Pour l’attribution des trophées :

  • Le président tient compte de l’ensemble de la lidia ; pas seulement de la faena de muleta (art.83). Un torero ne peut prétendre à la 2ème oreille s’il n’a pas été rigoureux dans la gestion du combat (c'est-à-dire lors de tous les tercios, en particulier le 1er).
  • Il tient compte de la façon dont est portée l’estocade plus que de son efficacité ou du nombre de tentative. Il n’est pas impossible de couper des oreilles après un pinchazo « bien porté ». Dans tous les cas, un torero ne peut prétendre à la 2ème oreille si la sincérité de son coup d’épée n’est pas avérée.
  • Il prend soin de ne pas mettre le ou les mouchoirs trop vite. Non seulement il attend la réaction du public et mesure l’importance du nombre de mouchoirs (et non pas des cris) mais il se prémunit parfois d’une pétition de 2ème oreille inattendue et hors de propos.
  • S’il décide d’octroyer deux oreilles, le mieux est là aussi d’attendre pour sortir les deux mouchoirs en même temps. Une 2ème oreille concédée sous la pression du public n’a pas la valeur que le règlement taurin lui confère.

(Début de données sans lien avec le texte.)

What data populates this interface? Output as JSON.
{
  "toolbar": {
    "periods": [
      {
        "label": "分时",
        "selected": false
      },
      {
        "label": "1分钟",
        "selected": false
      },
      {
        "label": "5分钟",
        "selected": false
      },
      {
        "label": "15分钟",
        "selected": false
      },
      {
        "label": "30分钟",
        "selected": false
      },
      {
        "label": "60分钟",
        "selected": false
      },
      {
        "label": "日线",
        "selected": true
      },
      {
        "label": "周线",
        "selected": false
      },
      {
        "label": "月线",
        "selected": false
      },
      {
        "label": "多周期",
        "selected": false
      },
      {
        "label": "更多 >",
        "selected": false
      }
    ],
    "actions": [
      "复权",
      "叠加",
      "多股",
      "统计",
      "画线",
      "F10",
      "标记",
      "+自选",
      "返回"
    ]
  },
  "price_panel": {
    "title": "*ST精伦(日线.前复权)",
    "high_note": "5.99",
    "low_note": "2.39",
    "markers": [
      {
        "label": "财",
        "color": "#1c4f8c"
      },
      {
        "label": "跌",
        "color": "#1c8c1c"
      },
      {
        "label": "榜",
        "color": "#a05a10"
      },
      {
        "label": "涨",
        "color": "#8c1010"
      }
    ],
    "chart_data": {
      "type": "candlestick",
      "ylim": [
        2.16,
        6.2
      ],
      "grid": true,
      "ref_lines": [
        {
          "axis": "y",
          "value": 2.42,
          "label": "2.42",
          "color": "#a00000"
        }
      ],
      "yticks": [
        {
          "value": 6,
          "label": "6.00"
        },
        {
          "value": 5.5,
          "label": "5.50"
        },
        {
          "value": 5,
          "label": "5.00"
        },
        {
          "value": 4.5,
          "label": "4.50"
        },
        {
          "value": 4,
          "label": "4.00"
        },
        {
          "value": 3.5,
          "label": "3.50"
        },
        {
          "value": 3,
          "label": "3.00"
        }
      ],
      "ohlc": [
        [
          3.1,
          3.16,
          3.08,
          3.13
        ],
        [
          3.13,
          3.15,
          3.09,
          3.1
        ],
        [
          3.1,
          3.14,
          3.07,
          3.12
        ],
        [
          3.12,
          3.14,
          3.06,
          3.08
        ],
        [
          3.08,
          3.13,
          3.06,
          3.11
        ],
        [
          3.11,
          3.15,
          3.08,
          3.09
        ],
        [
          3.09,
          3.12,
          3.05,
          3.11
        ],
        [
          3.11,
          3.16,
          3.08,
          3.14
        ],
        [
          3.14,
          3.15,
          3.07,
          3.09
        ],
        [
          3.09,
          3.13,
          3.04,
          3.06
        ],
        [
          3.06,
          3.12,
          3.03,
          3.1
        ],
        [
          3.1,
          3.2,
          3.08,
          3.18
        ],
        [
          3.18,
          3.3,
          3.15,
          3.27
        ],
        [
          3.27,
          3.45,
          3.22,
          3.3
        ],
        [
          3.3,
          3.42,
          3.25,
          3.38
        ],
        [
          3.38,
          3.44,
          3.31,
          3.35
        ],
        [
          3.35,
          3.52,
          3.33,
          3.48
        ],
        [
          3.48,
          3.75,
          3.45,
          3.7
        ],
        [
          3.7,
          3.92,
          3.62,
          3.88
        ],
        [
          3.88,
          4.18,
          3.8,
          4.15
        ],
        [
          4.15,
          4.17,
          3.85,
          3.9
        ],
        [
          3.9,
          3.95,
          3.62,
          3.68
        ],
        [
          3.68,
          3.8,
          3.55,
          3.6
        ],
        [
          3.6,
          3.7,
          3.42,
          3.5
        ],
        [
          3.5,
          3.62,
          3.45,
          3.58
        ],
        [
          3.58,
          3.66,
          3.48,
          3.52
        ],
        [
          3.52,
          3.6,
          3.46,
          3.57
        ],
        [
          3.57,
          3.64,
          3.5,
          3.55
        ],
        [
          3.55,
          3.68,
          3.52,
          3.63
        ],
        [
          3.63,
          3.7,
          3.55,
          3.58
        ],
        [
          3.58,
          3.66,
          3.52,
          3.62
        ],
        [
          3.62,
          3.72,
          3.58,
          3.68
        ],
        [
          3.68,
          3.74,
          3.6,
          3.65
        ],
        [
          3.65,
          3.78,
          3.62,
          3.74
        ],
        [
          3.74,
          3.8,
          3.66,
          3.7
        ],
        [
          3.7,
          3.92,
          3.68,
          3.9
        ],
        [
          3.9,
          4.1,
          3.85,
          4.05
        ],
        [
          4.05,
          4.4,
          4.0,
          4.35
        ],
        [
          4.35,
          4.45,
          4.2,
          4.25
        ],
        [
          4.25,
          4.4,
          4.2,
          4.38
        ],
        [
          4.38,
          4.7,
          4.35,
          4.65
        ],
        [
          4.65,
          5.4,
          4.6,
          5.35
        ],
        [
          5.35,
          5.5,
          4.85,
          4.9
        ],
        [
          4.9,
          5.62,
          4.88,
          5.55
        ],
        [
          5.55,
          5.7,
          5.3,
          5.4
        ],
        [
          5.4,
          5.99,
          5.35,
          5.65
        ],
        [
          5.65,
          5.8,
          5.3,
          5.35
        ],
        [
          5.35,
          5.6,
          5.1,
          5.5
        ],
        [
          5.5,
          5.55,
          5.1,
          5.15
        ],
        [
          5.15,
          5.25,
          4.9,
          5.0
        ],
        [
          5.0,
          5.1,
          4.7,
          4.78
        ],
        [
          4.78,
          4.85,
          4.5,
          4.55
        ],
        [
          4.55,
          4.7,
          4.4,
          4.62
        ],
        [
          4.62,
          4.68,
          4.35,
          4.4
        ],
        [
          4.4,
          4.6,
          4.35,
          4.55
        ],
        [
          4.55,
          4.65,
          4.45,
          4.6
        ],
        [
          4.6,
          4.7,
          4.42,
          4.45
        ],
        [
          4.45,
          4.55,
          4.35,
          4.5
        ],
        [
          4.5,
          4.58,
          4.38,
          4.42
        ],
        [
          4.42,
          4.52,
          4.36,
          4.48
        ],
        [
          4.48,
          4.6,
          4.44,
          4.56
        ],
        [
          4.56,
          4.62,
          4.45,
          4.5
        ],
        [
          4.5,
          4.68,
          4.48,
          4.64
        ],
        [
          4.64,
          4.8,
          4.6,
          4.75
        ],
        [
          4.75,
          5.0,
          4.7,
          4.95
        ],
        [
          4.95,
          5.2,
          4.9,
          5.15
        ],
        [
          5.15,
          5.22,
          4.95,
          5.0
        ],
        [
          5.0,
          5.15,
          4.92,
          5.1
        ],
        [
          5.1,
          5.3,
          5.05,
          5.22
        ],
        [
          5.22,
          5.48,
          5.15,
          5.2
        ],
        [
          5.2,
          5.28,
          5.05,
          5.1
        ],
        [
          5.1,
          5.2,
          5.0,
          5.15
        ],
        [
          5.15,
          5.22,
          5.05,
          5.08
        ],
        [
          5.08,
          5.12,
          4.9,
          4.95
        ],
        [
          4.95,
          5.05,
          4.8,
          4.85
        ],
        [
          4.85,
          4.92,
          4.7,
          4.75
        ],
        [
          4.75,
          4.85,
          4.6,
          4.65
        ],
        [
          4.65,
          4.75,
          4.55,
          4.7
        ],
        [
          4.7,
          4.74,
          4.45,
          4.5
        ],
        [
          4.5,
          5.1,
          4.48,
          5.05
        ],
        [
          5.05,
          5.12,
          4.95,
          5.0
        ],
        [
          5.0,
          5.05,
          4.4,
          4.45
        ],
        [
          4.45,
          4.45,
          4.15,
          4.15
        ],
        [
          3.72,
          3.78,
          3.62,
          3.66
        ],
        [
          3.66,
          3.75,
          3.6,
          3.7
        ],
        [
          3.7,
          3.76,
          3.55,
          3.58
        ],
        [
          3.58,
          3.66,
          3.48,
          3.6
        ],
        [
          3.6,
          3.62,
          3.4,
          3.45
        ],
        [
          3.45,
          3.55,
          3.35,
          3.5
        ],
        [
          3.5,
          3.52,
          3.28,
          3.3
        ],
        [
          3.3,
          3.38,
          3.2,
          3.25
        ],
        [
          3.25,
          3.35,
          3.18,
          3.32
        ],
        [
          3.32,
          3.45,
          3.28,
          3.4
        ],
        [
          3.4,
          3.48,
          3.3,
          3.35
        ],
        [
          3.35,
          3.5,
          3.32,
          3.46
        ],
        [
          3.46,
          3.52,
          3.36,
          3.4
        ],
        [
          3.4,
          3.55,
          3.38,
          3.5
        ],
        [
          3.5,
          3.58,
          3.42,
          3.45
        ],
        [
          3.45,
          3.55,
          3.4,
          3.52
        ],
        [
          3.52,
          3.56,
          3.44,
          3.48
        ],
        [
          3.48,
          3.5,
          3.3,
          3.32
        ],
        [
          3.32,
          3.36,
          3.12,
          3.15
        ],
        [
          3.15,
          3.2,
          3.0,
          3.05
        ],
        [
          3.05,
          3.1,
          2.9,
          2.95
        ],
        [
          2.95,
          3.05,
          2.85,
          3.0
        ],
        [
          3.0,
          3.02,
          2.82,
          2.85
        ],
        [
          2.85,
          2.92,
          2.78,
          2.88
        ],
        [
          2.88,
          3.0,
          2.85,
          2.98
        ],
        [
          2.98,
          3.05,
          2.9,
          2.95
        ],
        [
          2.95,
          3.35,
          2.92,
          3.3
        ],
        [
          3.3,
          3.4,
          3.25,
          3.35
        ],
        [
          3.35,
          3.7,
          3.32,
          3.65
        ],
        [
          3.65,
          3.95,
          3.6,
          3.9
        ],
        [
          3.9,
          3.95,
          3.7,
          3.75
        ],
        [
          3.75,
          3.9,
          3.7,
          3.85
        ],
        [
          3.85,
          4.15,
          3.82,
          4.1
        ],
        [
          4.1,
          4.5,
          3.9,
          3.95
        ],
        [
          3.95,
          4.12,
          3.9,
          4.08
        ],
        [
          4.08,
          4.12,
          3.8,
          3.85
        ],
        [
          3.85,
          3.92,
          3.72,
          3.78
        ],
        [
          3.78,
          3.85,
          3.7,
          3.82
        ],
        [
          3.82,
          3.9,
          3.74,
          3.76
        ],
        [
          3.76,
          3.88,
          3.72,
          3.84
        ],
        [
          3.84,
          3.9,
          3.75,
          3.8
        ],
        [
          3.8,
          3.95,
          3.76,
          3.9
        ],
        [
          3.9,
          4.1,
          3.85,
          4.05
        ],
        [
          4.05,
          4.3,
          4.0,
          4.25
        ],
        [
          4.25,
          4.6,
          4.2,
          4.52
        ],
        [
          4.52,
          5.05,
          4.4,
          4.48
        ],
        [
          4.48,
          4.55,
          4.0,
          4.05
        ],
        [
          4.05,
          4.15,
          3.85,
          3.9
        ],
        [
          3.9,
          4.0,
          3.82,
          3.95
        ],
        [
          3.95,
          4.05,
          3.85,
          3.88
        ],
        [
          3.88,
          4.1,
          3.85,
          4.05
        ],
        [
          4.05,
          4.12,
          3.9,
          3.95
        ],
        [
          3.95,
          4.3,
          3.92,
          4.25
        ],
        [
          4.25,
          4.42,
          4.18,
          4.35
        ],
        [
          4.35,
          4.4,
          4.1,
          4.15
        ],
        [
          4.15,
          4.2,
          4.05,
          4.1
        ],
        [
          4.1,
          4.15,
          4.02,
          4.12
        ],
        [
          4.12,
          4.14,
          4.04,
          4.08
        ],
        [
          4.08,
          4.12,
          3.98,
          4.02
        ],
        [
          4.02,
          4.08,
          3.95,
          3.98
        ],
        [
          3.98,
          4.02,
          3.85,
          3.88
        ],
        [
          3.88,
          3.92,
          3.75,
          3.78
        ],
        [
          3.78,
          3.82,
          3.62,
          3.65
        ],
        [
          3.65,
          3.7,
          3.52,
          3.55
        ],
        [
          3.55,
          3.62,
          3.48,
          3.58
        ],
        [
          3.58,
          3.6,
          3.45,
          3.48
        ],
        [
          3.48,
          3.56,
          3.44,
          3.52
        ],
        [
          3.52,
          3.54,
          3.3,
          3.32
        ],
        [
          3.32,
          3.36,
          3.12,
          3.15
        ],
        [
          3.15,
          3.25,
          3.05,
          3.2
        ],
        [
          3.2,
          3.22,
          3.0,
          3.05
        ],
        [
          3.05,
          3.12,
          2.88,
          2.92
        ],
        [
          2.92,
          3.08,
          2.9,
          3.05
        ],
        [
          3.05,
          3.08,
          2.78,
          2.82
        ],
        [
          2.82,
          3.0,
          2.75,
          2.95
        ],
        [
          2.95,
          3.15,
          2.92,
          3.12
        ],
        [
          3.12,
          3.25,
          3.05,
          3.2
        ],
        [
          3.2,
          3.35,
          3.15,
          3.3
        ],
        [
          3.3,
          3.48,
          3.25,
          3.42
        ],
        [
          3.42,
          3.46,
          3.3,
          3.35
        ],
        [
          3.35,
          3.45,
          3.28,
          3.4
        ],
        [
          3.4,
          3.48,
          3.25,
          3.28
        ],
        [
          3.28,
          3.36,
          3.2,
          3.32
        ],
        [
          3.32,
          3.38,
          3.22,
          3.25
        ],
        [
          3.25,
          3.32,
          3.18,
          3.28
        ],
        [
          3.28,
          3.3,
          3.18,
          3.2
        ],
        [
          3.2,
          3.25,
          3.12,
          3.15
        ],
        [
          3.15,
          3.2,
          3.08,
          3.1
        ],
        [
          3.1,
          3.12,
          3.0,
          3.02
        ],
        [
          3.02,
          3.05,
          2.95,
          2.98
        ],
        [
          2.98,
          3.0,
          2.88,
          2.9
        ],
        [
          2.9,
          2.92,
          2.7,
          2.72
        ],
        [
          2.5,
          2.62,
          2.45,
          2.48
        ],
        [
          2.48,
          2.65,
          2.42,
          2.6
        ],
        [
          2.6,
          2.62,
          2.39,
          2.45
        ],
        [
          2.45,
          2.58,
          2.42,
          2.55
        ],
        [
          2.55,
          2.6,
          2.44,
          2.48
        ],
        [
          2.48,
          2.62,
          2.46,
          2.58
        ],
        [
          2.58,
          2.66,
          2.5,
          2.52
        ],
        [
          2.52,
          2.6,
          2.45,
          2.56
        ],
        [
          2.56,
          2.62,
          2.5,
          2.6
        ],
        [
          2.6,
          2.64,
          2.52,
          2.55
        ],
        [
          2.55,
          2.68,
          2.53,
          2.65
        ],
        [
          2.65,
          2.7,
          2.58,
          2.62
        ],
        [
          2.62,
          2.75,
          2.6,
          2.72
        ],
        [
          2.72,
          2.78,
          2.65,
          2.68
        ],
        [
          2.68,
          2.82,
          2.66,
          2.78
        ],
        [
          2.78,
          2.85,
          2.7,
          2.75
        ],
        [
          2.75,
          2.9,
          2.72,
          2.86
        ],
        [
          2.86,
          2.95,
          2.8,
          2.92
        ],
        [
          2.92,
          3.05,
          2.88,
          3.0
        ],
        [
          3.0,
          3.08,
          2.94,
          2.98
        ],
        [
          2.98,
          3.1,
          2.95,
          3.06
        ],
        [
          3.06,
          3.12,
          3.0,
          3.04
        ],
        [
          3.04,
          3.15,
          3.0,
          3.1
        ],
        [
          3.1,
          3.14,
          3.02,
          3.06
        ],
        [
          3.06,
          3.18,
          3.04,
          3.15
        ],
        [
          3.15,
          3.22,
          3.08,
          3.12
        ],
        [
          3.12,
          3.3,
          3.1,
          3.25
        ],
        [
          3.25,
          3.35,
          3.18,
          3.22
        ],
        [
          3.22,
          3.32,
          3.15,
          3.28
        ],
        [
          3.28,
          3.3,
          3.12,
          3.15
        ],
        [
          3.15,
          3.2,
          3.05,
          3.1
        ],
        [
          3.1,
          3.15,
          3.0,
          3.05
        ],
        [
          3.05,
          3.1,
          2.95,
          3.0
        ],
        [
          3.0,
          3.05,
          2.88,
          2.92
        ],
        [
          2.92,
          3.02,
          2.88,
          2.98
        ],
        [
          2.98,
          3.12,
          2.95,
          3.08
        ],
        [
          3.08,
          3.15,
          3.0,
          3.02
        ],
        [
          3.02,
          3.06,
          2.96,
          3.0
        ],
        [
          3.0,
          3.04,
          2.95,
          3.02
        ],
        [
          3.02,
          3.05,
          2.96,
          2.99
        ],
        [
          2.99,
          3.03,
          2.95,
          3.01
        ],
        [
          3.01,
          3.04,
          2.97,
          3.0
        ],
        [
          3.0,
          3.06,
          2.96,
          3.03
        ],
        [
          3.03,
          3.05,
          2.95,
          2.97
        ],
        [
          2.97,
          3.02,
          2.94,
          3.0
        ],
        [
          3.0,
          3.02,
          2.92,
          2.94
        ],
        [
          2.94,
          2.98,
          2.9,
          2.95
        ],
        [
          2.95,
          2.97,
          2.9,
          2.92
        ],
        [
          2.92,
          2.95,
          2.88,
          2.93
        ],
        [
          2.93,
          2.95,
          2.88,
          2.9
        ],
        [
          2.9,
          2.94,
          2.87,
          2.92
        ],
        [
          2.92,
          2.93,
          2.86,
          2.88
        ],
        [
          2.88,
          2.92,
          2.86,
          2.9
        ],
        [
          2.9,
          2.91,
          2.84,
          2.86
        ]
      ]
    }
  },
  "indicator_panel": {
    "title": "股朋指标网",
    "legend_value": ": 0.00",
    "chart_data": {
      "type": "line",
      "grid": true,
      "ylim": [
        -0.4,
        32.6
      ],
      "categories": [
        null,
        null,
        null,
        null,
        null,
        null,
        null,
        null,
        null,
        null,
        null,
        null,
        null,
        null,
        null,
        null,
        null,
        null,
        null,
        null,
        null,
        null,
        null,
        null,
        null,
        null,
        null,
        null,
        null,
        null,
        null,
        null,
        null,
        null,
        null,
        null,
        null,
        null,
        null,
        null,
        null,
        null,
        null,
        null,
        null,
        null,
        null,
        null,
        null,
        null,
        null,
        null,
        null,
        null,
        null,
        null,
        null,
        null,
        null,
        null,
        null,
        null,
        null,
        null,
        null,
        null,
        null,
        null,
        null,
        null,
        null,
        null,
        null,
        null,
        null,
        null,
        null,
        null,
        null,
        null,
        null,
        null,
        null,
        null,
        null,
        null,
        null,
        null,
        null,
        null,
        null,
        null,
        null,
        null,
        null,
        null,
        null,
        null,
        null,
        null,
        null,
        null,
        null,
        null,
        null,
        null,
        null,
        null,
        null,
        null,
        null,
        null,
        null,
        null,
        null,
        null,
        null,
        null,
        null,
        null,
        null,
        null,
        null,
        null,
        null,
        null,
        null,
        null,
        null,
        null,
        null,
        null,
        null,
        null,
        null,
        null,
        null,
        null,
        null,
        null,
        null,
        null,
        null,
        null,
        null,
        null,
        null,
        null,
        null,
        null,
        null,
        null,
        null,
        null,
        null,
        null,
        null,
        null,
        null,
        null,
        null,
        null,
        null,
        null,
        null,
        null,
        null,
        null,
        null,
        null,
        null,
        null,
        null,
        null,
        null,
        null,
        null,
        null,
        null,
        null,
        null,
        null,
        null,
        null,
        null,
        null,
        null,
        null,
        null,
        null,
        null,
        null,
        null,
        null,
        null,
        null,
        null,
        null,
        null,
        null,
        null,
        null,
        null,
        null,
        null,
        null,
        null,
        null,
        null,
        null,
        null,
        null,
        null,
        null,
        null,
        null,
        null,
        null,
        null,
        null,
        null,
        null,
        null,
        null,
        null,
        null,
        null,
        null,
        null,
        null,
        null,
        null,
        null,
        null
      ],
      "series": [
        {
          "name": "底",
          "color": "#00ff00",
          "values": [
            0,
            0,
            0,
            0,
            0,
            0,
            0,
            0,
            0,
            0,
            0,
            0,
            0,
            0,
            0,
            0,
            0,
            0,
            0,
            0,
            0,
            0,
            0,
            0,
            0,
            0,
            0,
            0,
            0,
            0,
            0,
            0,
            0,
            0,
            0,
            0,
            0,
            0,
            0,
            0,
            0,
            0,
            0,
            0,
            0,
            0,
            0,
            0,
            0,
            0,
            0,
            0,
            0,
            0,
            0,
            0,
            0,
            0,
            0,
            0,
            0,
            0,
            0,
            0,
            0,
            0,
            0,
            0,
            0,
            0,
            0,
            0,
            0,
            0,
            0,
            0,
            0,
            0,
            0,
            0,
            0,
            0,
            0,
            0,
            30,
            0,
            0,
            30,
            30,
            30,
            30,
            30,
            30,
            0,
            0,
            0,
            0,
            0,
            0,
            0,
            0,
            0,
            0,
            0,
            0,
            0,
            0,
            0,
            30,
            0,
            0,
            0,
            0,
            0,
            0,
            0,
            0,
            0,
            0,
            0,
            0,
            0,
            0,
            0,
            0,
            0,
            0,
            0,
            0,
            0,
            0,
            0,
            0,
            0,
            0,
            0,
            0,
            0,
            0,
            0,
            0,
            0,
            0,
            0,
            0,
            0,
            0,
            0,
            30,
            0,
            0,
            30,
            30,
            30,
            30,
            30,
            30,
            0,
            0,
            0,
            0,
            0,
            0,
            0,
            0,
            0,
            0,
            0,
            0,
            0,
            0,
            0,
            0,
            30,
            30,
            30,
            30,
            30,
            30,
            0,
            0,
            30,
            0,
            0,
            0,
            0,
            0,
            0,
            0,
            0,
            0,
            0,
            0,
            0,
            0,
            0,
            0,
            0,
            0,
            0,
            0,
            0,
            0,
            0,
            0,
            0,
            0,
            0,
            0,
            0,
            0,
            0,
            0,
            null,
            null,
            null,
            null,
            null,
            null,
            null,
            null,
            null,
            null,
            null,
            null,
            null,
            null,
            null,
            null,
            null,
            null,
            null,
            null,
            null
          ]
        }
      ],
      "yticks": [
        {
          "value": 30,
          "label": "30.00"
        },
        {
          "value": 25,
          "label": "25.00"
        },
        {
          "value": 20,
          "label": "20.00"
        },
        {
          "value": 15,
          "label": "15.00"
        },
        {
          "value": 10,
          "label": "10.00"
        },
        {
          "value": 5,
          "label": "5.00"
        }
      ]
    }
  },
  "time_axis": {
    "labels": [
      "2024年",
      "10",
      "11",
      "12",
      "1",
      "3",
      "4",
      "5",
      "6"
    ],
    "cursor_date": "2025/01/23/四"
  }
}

  • Il laisse le ou les mouchoirs bien apparents sur le balcon afin qu’il n’y ait aucune confusion possible.
  • La vuelta al ruedo du toro ne peut être octroyée qu’à un toro très bien présenté, excellent durant toute la lidia et ayant reçu trois piques minimum avec bravoure.
  • L’indulto doit rester rarissime pour un toro de combat excellentissime, ayant pris un minimum de trois piques avec une bravoure sans faille (et non pas un collaborateur !). Attention à ne pas participer à la dérive actuelle.
  • Ni l’indulto, ni la vuelta al ruedo ne peuvent concerner les novilladas non piquées.

NB : Globalement, le président et ses assesseurs doivent adopter une attitude à la fois ferme et décontractée. Ils doivent rester calmes, prendre le recul nécessaire à un discernement constant, beaucoup communiquer, beaucoup discuter. Il ne faut pas se précipiter avant de prendre des décisions. Il faut également pouvoir communiquer avec la piste lorsque des manquements graves à l’éthique taurine  sont constatés de façon répétée ! C’est le seul moyen pour tenter d’y remédier.  L’alguazil peut aider en cela (art.40 et 70).